Finalmente, dopo innumerevoli cambi di genere musicale (prima death/grind, poi death progressive), sembra che i Disharmonic Orchestra abbiano trovato lo stile musicale a loro più congeniale: l'avant-garde metal ed è proprio con questo "Pleasure Dome", datato 1994 che i nostri approdano a quello che oramai da ben 13 anni è il loro sound.
Proprio come successo nel precedente e non troppo attraente disco "Not To Be Undimensional Conscious", la band austriaca continua a mantenere intatte ritmiche estremamente complesse, facendo ricorso spesso all'elettronica, senza perdere però troppo di vista il lato più aggressivo e metallico della loro proposta musicale: è proprio l'aggressività che continua ad essere punto focale dell'album e questo si può riscontrare nelle linee vocali, al limite del thrash, ma anche nei riffs di chitarra sempre veloci e taglienti.
Durante le 13 tracks, si può notare come i nostri abbiano fatto veri passi da gigante dal punto di vista compositive, cadendo pochissime volte nel caos che erano soliti creare nei loro precedenti lavori, puntando anche su soluzioni più raffinate dal punto di vista melodico, come si può notare in "The Silence I Observe", capace di unire metodicità, potenza e parti tecniche con un risultato davvero notevole; stesso dicasi per "Overwhelming Tranquillity", aperta da un intro al limite dello psichedelico, fino a quando la canzone non si tramuta poi un pezzo che prepotentemente 'sbatte in faccia' tutto il lato selvaggio del gruppo.
Gradevoli tra le altre cose i brani "Where Can I Park My Horse", traccia dal flavour rock decisamente scanzonata e semplice, con un appiglio easy listening davvero unico, ma anche lo strumentale finale "Sunday Mood", un pezzo progressive molto rilassante.
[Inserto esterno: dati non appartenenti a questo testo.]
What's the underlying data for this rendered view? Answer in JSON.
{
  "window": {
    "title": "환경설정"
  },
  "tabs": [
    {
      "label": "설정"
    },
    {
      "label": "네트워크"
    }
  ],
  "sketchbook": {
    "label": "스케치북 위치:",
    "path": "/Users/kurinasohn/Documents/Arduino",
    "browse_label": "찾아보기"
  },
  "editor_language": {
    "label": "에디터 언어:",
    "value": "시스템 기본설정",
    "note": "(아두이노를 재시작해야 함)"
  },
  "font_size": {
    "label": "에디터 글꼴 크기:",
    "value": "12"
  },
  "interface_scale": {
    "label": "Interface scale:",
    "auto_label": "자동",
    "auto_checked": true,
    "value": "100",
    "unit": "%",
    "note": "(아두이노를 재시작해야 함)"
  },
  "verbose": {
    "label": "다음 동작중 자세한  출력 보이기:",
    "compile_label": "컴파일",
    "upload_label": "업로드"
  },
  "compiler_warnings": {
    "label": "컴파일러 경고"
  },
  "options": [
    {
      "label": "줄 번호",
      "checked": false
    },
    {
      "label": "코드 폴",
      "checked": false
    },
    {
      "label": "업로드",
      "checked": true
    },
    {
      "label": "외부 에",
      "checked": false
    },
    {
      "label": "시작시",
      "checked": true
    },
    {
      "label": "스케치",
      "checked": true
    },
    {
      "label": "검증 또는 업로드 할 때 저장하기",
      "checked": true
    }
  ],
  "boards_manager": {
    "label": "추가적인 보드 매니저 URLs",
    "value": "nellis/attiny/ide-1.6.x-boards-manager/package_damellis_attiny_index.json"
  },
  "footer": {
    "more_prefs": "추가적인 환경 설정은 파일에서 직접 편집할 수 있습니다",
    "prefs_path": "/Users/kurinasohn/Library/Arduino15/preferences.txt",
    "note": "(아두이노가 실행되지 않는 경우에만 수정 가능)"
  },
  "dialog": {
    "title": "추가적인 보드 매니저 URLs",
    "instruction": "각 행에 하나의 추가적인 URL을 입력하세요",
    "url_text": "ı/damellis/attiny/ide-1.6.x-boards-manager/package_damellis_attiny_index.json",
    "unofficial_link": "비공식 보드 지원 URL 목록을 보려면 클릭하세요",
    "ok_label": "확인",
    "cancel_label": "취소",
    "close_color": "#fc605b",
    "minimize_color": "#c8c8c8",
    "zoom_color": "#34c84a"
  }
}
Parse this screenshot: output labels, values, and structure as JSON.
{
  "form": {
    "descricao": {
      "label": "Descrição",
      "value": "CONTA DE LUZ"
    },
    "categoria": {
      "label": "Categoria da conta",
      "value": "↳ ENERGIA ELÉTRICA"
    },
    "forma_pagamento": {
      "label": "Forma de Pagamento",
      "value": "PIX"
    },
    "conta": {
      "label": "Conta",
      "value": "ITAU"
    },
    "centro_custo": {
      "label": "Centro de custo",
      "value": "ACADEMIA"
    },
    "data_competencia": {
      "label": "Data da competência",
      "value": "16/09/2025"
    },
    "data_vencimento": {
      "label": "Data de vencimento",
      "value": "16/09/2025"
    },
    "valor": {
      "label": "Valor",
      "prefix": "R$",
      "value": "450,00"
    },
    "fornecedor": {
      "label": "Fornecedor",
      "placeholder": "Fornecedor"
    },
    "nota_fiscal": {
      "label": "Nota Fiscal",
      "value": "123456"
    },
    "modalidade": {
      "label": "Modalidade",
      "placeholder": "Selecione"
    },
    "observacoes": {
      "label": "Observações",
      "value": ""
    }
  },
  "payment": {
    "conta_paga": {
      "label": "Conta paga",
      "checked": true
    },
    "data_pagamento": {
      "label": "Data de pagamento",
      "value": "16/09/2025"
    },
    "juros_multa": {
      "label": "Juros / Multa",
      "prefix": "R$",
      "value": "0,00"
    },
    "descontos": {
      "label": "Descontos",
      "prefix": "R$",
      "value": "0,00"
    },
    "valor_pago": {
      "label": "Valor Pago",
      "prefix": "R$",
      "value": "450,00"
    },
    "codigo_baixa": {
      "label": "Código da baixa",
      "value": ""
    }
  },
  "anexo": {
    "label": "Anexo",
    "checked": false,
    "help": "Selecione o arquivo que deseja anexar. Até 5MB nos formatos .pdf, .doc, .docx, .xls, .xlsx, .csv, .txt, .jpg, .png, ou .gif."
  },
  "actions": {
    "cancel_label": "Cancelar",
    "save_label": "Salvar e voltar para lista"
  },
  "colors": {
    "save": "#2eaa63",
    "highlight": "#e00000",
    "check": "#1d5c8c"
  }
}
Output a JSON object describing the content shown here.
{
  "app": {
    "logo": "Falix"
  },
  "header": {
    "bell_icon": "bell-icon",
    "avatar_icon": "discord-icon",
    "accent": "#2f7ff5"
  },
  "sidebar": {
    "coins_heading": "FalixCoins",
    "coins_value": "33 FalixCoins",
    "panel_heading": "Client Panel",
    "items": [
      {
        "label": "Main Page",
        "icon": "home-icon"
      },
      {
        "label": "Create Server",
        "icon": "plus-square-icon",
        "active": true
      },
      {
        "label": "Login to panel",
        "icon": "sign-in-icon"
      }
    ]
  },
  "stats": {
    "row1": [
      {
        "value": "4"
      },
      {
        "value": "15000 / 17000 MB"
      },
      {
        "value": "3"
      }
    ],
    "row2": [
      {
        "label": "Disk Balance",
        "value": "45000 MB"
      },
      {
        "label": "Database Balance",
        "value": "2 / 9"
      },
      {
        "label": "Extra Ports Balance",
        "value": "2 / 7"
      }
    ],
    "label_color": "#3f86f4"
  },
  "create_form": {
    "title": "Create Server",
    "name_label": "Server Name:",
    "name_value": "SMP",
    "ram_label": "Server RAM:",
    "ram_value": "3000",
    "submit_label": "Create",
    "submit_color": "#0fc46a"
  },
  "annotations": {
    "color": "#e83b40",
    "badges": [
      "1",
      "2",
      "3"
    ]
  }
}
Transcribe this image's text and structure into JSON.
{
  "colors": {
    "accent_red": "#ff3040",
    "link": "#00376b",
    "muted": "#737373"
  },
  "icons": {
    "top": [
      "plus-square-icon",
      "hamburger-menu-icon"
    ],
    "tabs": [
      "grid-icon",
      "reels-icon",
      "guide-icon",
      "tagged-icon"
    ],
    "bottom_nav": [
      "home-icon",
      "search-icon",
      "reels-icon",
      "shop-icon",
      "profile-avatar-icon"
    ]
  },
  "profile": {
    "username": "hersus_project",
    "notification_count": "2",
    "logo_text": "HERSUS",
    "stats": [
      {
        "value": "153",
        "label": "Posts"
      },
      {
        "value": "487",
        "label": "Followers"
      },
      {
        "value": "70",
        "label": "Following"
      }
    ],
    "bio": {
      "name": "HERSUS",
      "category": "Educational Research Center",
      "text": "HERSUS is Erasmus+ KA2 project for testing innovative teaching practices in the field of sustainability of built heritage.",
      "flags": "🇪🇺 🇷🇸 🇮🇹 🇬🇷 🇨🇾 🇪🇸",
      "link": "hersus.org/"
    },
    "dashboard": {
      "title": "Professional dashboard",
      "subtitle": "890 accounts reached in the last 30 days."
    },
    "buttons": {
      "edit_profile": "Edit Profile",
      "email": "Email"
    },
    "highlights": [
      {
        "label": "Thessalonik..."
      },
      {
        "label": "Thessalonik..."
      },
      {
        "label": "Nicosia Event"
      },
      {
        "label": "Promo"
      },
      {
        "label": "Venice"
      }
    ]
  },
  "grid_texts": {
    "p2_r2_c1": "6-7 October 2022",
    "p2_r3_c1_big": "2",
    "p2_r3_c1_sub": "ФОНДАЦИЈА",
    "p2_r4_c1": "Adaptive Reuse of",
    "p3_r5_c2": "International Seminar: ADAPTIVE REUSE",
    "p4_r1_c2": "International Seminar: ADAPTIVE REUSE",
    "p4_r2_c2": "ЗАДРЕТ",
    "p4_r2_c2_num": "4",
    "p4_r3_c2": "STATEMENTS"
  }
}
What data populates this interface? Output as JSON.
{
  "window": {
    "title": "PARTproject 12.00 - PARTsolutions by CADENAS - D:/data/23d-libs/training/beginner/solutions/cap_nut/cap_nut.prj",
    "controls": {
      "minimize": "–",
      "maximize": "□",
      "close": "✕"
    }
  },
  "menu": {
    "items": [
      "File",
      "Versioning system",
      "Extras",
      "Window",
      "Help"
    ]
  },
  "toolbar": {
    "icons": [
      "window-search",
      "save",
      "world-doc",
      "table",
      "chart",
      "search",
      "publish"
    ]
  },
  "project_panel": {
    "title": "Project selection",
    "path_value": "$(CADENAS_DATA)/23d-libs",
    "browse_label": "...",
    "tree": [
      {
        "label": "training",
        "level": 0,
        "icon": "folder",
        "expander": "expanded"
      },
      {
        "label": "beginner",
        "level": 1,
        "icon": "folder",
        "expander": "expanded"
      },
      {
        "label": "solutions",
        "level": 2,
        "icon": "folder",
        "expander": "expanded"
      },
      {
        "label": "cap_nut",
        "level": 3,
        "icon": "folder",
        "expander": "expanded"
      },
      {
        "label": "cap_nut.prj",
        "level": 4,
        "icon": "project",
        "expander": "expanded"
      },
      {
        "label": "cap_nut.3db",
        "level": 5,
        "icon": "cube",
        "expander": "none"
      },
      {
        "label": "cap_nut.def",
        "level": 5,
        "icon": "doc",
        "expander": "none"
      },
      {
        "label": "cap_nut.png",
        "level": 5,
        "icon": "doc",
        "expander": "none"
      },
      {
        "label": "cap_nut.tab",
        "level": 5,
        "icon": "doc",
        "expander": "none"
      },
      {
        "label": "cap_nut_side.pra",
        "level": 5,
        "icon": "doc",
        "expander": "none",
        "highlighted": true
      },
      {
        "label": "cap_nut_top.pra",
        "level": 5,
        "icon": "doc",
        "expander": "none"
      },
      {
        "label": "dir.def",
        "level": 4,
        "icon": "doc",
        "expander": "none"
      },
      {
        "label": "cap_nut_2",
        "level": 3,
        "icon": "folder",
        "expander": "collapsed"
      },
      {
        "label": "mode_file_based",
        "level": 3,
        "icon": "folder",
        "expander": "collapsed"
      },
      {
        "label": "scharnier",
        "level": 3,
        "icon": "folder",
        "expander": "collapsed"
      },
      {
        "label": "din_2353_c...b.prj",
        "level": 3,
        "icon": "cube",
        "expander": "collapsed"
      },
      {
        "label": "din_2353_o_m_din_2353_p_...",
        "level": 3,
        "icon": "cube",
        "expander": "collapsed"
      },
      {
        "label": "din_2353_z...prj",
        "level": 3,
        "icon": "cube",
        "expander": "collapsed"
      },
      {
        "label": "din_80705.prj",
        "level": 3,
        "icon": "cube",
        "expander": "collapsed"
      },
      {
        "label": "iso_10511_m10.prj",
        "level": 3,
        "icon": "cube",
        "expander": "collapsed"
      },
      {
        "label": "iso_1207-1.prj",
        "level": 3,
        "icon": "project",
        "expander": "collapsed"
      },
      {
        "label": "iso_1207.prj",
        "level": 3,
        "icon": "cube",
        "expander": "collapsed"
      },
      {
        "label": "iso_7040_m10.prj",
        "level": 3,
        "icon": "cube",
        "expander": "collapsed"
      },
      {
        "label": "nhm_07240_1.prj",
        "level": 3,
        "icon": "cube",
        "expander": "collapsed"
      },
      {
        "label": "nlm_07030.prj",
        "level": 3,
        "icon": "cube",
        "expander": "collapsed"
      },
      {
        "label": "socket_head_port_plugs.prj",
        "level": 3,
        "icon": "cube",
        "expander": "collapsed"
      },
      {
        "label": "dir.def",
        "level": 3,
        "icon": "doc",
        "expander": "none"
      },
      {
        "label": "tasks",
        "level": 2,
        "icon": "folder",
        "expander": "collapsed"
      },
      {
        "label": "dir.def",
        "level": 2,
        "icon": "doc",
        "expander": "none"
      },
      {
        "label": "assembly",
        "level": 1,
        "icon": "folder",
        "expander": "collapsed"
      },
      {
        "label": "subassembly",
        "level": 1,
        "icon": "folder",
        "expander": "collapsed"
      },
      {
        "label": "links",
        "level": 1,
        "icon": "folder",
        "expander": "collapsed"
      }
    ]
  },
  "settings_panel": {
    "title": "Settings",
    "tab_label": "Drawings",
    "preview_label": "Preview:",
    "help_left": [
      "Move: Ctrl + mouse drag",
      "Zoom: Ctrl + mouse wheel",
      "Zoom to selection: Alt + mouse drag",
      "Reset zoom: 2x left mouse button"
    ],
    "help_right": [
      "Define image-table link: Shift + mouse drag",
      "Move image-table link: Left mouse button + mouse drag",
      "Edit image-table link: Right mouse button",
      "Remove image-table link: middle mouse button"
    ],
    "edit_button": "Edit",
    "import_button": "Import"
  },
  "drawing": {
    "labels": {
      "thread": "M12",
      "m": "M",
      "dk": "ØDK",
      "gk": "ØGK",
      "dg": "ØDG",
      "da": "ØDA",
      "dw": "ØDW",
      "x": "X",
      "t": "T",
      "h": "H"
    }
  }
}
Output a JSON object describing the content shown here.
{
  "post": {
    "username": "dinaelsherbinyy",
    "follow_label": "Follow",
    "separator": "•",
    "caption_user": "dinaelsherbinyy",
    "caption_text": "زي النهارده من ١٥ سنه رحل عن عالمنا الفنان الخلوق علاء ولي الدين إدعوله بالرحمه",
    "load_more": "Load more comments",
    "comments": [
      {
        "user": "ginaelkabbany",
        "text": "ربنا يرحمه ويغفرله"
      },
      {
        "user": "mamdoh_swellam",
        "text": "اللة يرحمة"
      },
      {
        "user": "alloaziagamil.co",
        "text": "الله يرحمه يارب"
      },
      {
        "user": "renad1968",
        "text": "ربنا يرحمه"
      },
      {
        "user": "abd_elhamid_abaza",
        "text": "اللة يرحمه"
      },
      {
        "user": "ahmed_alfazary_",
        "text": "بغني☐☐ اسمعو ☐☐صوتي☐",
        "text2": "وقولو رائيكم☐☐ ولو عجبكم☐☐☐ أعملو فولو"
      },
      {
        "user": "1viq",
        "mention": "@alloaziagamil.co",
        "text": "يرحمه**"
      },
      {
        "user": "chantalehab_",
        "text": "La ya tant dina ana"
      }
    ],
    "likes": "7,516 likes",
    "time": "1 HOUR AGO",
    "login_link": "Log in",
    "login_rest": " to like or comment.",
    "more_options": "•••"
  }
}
Naturalmente non mancano i punti negativi e non sono pochissimi, primo tra tutti una certa somiglianza di un po' tutti i pezzi (specialmente quelli in cui si vuol mettere in mostra il lato più metallico dei D.O.), alla quale va aggiunto un mixaggio davvero poco curato, con suoni non sempre curatissimi (il basso è quello che ne risente maggiormente).
In definitiva questo "Pleasure Dome" pur non essendo un disco perfetto, non è proprio niente male e ci dona una band in discreta forma, che non entrerà forse nella storia, ma che ha dimostrato di aver trovato una propria identità che la fa uscire fuori dal coro.
Ancora una volta buono l'artwork e le lyrics che proprio come nel precedente platter contribuiscono a rendere ancora migliore il lavoro del gruppo.
P.S.: i due strumentali, "Sunday Mood" e "Pleasuredome" consiglio di ascoltarli l'uno di seguito all'altro, dal momento che sembrano quasi i due lati di una stessa canzone, con Plesuredome che potrebbe virtualmente rappresentare la parte più elettronica e l'altra song la parte più riflessiva.